Слюнявую морду удалось несколько отжать в сторону, после чего морда сообщила, махнув пальцем куда-то себе за спину:
— Дядька мой. Скотник. С нами пойдёт.
Седатый мужик начал выбираться из-за стола. То он — столб изображает, то — телохранителя. Вот это тело с ассиметричной мордой лица… его ещё и хранить?! А кучу свежего дерьма сторожить не пробовали?!
— Трифоныч! А на кой нам скотник? Нет, скотник нам не нужен. Или ты сам уже никак?
— Хто?! Я?! Да я… вот прям счас, прям тута…
— Но-но. Прям тута — не надо. Пойдём-ка, мил дружок, во зелёненький лужок, на травушку, на муравушку, на мягкую постелюшку…
Я потянул повисшего на мне псевдо-самца хомосапиенса. Он пытался одновременно ущипнуть меня за задницу, найти бюст (у меня?!), задрать подол, залезть под платками в отсутствующее декольте, обнять за талию и поцеловать в «уста сахарные». Я мягенько отбивался от этого… вездесуйного и повсеместно липкого, аргументировано повизгивал и похихикивал, утягивая его в темноту заднего двора.

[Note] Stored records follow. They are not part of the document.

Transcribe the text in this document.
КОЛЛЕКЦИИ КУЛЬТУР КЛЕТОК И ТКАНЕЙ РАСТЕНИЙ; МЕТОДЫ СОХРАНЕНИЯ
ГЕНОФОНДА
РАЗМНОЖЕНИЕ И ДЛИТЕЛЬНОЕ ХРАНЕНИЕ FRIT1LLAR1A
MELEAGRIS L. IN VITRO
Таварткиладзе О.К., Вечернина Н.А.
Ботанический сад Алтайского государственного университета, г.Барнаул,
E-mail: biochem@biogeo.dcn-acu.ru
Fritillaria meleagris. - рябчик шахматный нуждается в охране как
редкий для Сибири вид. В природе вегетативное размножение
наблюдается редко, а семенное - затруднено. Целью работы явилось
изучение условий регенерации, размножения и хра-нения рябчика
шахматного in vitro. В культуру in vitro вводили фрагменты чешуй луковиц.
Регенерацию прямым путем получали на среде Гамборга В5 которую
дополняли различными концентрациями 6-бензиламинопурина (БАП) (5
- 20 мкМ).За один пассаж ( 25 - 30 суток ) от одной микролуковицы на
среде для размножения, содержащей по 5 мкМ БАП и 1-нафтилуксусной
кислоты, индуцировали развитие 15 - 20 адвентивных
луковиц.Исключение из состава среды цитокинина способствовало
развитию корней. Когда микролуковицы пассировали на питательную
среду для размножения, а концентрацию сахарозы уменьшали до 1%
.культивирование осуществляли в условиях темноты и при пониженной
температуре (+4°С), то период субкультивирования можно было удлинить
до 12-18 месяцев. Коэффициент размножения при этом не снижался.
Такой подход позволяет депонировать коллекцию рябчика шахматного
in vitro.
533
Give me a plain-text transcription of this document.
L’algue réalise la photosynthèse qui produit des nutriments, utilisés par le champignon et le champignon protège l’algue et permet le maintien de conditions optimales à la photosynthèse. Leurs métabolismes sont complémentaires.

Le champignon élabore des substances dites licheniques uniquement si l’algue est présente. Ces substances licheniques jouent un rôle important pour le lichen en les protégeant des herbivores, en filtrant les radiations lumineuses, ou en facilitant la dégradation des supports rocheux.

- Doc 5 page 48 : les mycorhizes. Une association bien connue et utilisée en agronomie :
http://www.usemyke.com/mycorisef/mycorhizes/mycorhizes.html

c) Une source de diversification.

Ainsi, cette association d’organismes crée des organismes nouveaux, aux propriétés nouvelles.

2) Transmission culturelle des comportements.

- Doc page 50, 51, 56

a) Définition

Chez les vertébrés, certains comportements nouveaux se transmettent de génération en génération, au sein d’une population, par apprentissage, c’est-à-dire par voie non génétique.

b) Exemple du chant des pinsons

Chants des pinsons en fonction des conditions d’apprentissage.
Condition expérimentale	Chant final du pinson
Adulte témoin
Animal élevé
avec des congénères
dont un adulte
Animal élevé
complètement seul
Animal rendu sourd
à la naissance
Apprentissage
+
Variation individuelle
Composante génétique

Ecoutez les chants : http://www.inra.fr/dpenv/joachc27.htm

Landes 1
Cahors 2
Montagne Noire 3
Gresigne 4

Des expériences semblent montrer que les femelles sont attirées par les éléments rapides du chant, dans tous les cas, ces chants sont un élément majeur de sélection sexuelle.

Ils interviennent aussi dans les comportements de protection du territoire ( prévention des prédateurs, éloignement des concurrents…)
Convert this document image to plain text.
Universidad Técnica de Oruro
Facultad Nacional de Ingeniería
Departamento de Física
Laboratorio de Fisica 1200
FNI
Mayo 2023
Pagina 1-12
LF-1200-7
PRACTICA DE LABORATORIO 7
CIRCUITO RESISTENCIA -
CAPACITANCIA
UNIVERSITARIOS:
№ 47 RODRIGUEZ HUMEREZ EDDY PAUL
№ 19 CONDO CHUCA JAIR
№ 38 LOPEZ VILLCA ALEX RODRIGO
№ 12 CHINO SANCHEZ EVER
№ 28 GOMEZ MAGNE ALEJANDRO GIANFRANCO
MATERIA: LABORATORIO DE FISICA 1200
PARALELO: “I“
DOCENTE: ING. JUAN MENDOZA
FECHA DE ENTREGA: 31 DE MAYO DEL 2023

За моей спиной скотник пытался выдвинуться нам вслед, но Ивашка рывком вытащил свою саблю и положил перед ним.
— Ты такое видел?
— Это? Эт што?! Никак — гурда?! Настоящая? Откуда взял?
— Да была, вишь ты, такая история…
И скотник, чуть прижатый Ноготком за плечико, ухватил подсунутую ему кружку, опускаясь на лавку в предвкушении рассказа.
Купчик сперва шёл довольно спокойно, как телок на верёвочке, но когда мы выбрались через калитку на приречный луг, и свежий ветер несколько отрезвил, он начал бормотать всё громче и приставать всё настырнее.
Наконец, он упёрся, как баран:
— Всё, ля, тут, ля.
Он ткнул пальцем в тень у корней развесистый ивы.
— Ты, ля, давай, ля. Раздевайся.
— А серебро?
— У скотника. Мне, ля, батя, ля, денег в руки не даёт. Грызло корявое. Вся мошна, ля, у дядьки. Ты, б…, давай. Сымай с себя всё на х… Б-б-быстро! Мать…
Да кто ж против? Я, многообещающе улыбаясь, развязал поясок и, взглянув ему за спину, встревожено удивился:
— Ой, а хтой-то это к нам с горочки спустился?
— Где?
Что-то меня сегодня на народные песни потянуло. Но следующую строчку из репертуара неверной жены, выпроваживающей своего любовника: «Видать, законный мой идёт» — озвучивать не пришлось. Примитивнейший приём сработал: купчина замедлено, теряя равновесие, развернулся посмотреть назад. А я накинул ему снятый с пояса шнурок на шею и, перекинув из руки в руку кисти на концах, потянул в разные стороны.
Придурок не сразу понял, начал поворачиваться, его повело в сторону. Я инстинктивно резко развёл концы удавки, пытаясь удержать его «на ровном киле», но он, судорожно взмахивая руками, зацепился, споткнулся, неловко повалился набок. Прямо головой в выступающий корень ивы.